As for reproductive toxicity in general, it is difficult to ascertain whether the adverse effects observed in laboratory animals exposed to pesticides are due to alterations of the gonad-hypothalamic axis, to damages occurring in specific cells of the reproductive organ, or both. In this respect, the use of isolated mouse oocytes provides information about the subtle effects of many pesticides on the acquisition of germ cell developmental capacity (Can and Albertini, 1997, Pocar et al., 2003).
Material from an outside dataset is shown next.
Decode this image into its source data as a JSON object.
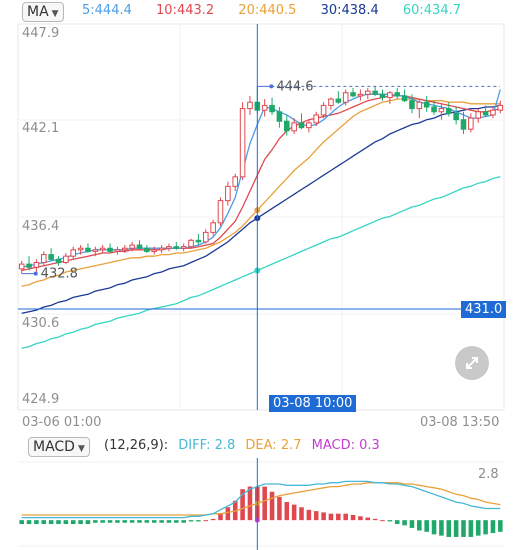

Moreover, mancozeb impairs female reproductive performance, with toxic effects becoming already evident at very low concentrations (≤ 1 μg/ml) (Cecconi et al., 2007). Indeed, mouse oocytes exposed to such concentrations (0.01–1 μg/ml) during in vitro maturation showed dose-dependent alterations of meiotic spindle structure and reduction of the fertilization rate in vivo and in vitro (Rossi et al., 2006a, Rossi et al., 2006b). These results are in agreement with a previous report by Greenlee et al. (2004) demonstrating mouse blastomere apoptosis in embryos exposed to 0.003 μg/ml mancozeb. Very little data, however, are available concerning fungicide toxicity on somatic ovarian cells, and in particular on granulosa cells (GC) (Cecconi et al., 2007). These are somatic cells of the mammalian ovary that interact with germ cells from development throughout adult life by forming, together with the oocyte, a functional and metabolic system that ensures the correct development of the whole follicle (Zuccotti et al., 2011). GC can undergo neoplastic transformation thus giving rise to about 5% of all ovarian cancers (Schumer and Cannistra, 2003). GC can thus be used as a model system to test for toxic effects, especially in terms of transformation potential by exogenous substances.

Here we show the effects of mancozeb exposure on GC obtained from laboratory mice and from women undergoing assisted reproduction procedures by evaluating morphology, acquisition of migratory and proliferative features, induction of apoptosis, as well as expression levels of p53.